Instant — expressions relative to "now" or that name an explicit timezone. The result is a DateTime<FixedOffset> carrying the resolved absolute moment, including the offset from the reference time or the named TZ.

Verified by source-level integration tests in src/lib.rs:

// "15/2" (DMY in EN-GB locale) → Naive { value: 2013-02-15T00:00:00, grain: Day }
// "in one hour" → Instant { value: 2013-02-12T05:30:00-02:00, grain: Minute }

IntervalEndpoints

#[derive(Debug, Clone, PartialEq, serde::Serialize)]
pub struct IntervalEndpoints {
    pub from: Option<TimePoint>,
    pub to: Option<TimePoint>,
}

Used in TimeValue::Interval.values to represent alternative occurrences of the interval.
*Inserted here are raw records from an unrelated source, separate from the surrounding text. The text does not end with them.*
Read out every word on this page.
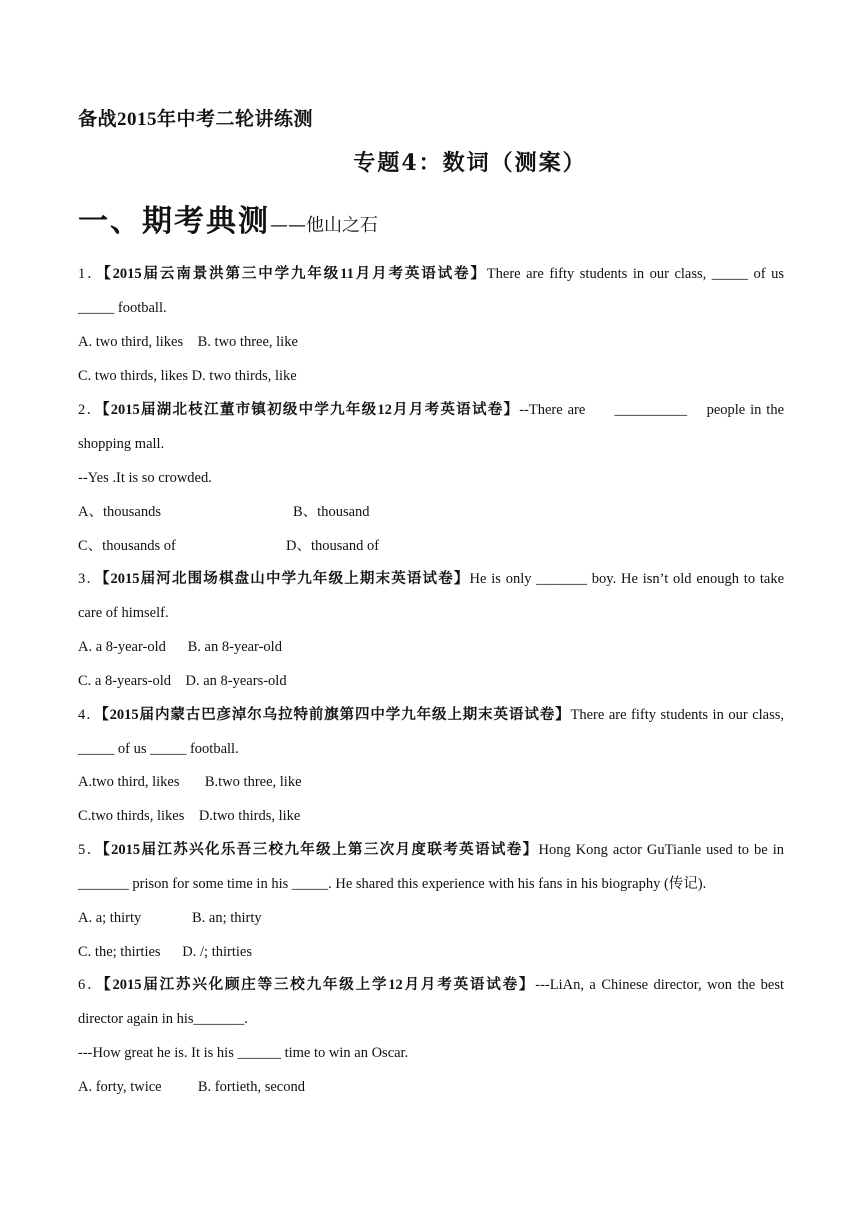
备战2015年中考二轮讲练测
专题4：数词（测案）
一、期考典测——他山之石
1．【2015届云南景洪第三中学九年级11月月考英语试卷】There are fifty students in our class, _____ of us
_____ football.
A. two third, likes    B. two three, like
C. two thirds, likes D. two thirds, like
2．【2015届湖北枝江董市镇初级中学九年级12月月考英语试卷】--There are      __________    people in the
shopping mall.
--Yes .It is so crowded.
A、thousands	B、thousand
C、thousands of	D、thousand of
3．【2015届河北围场棋盘山中学九年级上期末英语试卷】He is only _______ boy. He isn’t old enough to take
care of himself.
A. a 8-year-old      B. an 8-year-old
C. a 8-years-old    D. an 8-years-old
4．【2015届内蒙古巴彦淖尔乌拉特前旗第四中学九年级上期末英语试卷】There are fifty students in our class,
_____ of us _____ football.
A.two third, likes       B.two three, like
C.two thirds, likes    D.two thirds, like
5．【2015届江苏兴化乐吾三校九年级上第三次月度联考英语试卷】Hong Kong actor GuTianle used to be in
_______ prison for some time in his _____. He shared this experience with his fans in his biography (传记).
A. a; thirty              B. an; thirty
C. the; thirties      D. /; thirties
6．【2015届江苏兴化顾庄等三校九年级上学12月月考英语试卷】---LiAn, a Chinese director, won the best
director again in his_______.
---How great he is. It is his ______ time to win an Oscar.
A. forty, twice          B. fortieth, second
Both endpoints may be None for open-ended intervals.


Grain — time precision

Source: src/dimensions/time_grain/mod.rs

#[derive(Debug, Clone, Copy, PartialEq, Eq, Hash, serde::Serialize)]
pub enum Grain {
    NoGrain,
    Second,
    Minute,
    Hour,
    Day,
    Week,
    Month,
    Quarter,
    Year,
}

Implements PartialOrd + Ord ordered smallest-to-largest (NoGrain < Second < Minute < Hour < Day < Week < Month < Quarter < Year).

Methods

pub fn as_str(&self) -> &'static str
pub fn from_str(s: &str) -> Grain  // unknown strings fall back to Grain::Second
pub fn grain(&self) -> Grain        // on TimePoint — returns the grain field
pub fn lower(&self) -> Grain        // next finer grain level
pub fn in_seconds(&self, n: i64) -> Option<i64>   // n units → seconds (checked mul)
pub fn one_in_seconds_f64(&self) -> f64

as_str() return values

Grain as_str()
NoGrain "no_grain"
Second "second"
Minute "minute"
Hour "hour"
Day "day"
Week "week"
Month "month"
Quarter "quarter"
Year "year"

Note: NoGrain"no_grain" (with underscore). from_str("no_grain") round-trips correctly; unrecognised strings fall back to Grain::Second.

NoGrain semantics

NoGrain is used only for now to mark it as a reference instant with no precision grain. Its in_seconds(n) returns Some(n) (treated as seconds).